Why fixing penalty kill is crucial for Blackhawks in 2019-20

Just how important is special teams in the NHL?

Of the 16 teams that qualified for the postseason, 14 clubs had at least one special teams unit that was ranked in the top half of the league and 12 teams had at least one unit ranked in the top 10.

The Blackhawks finished the season with the 15th-ranked power play and 31st-ranked penalty kill. The Blackhawks' 72.7 percent kill rate is the lowest the league has seen in 30 years.

“The penalty kill is something that clearly has to be better," GM Stan Bowman said. "That was a big disappointment this year, no question about that. So we have to devote some resources to that. Some of it might be players, if we get some players that have that kind of experience or have a history. Part of it is tactically can we find ways to be better. We have a lot of time now to study it and put a lot of our focus on that.”

Jeremy Colliton did not rule out getting external help to improve the PK.

“We’re going to look at everything, for sure," he said. "We’re going to look at obviously tactically and we’re going to look at the personnel and how we’re using guys and try to put them in the best situation we can.
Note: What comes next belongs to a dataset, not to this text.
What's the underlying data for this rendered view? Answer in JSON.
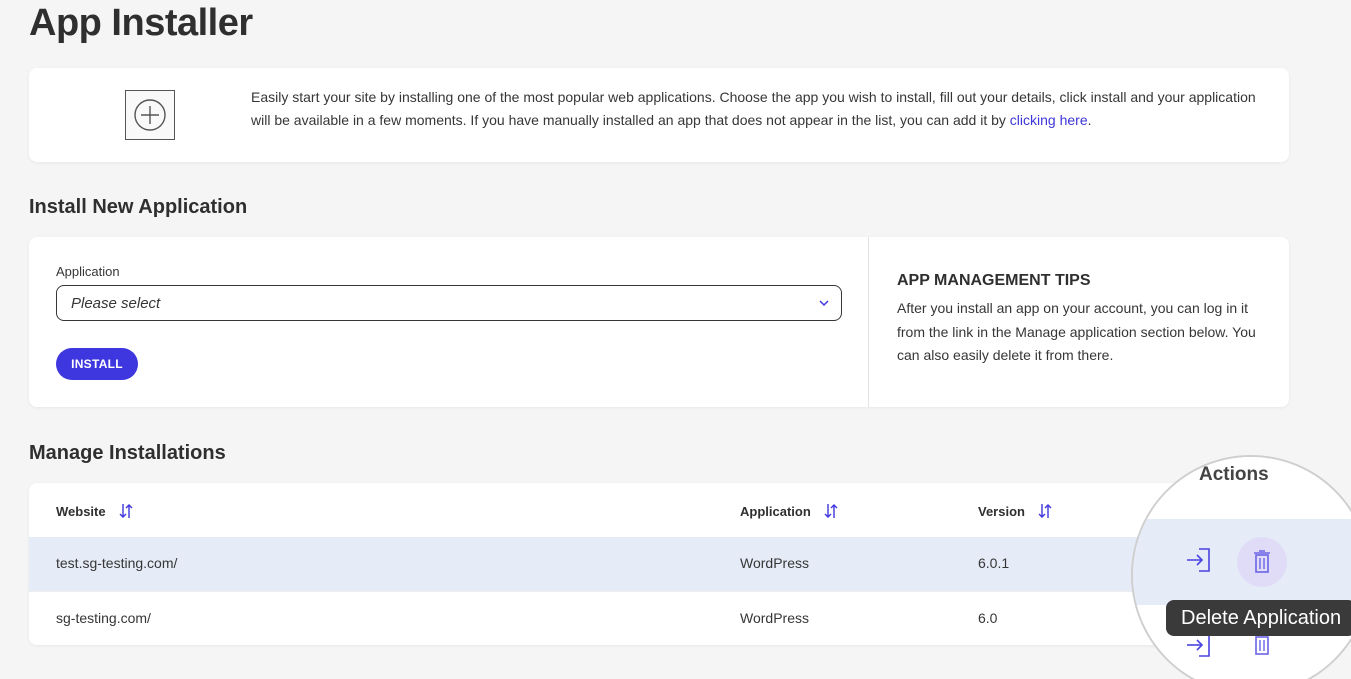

And maybe that’s new, different guys who weren’t getting the opportunity. Or maybe that’s someone from outside.”

The Blackhawks did manage to fix their power play issues this past season. When Colliton became head coach on Nov. 6, the Blackhawks power play was near the bottom of the league. By December, the man advantage was dead last, cashing in on fewer than 12 percent of their power plays.

Colliton made Patrick Kane, Jonathan Toews, Alex DeBrincat, Dylan Strome and Erik Gustafsson his top power play unit and from Dec. 20 till the end of February they were the league's best unit, converting on 35.2 percent of their power plays.  

Gustafsson’s addition to the power play was a major factor in the unit's improvement.

"A big part of our power play progression and transformation from being at the bottom to being in the top group," Bowman said of Gustafsson. "I was really pleased with that and we're going to need him next year for sure.”

If the Blackhawks penalty kill can make strides like the power play did, Colliton’s crew will likely be playing at this time next season.